Soft Animal
Meenakshi Reddy Madhavan
Penguin
Rs 399
Meenakshi Reddy Madhavan’s ‘Soft Animal’ is set during the Covid-19 lockdown and appears like a memoir-meets-fiction kind of a work, notes Anjana Basu.
Soft Animal
Meenakshi Reddy Madhavan
Penguin
Rs 399
Mallika, the narrator of what one might describe as a cross-genre memoir meets fiction work begins by announcing that she does not like her husband very much anymore, a very stop-you-in-your-tracks kind of statement. Ominous, especially when the reader comes to realise that the story is set in the face of approaching Covid-19 pandemic.
Meenakshi Reddy Madhavan’s Soft Animal is set in the time of lockdown when, as we all know, people were left without the cushioning impact of society and were confined for the most part to their homes. She inhabits the inner life of Mallika Rao, married barely three years to Mukund Chugh — a love marriage which has led them to set up their own household in a flat in Delhi.

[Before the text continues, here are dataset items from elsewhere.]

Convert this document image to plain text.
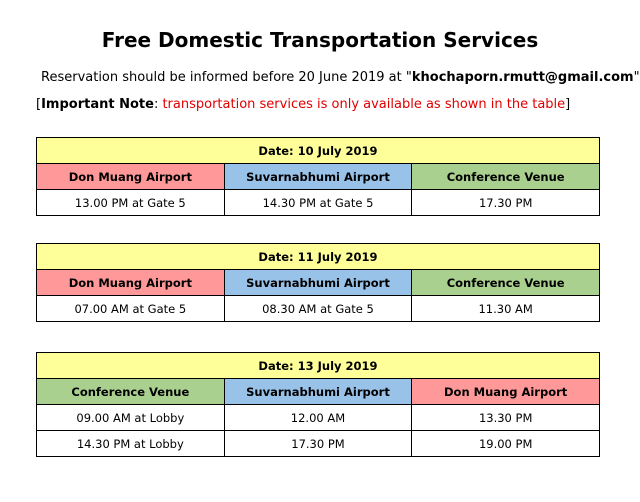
Free Domestic Transportation Services
Reservation should be informed before 20 June 2019 at "khochaporn.rmutt@gmail.com"
[Important Note: transportation services is only available as shown in the table]
Date: 10 July 2019		
Don Muang Airport	Suvarnabhumi Airport	Conference Venue
13.00 PM at Gate 5	14.30 PM at Gate 5	17.30 PM
Date: 11 July 2019		
Don Muang Airport	Suvarnabhumi Airport	Conference Venue
07.00 AM at Gate 5	08.30 AM at Gate 5	11.30 AM
Date: 13 July 2019		
Conference Venue	Suvarnabhumi Airport	Don Muang Airport
09.00 AM at Lobby	12.00 AM	13.30 PM
14.30 PM at Lobby	17.30 PM	19.00 PM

Madhavan’s is a slow burns social commentary that gradually acquires heat — Mukund’s friends comments on ‘master’ bedroom which gets Mallika’s goat, a feeling of neglect when she chooses to give her household help leave for a while and then discovers that her husband leaves all the dishes and the laundry for her to manage. Of course, there is the fact that he is working from home while Mallika is out of a job and that eats at her ego.
The lockdown was responsible for destroying various relationships as well as the job market and Madhavan’s narrative takes this into account. The story is peppered with footnotes that act as a subtext to Mallika’s way of thinking, everything from comments on her nieces, her housework, her décor and more, scattered with generous randomness throughout the pages.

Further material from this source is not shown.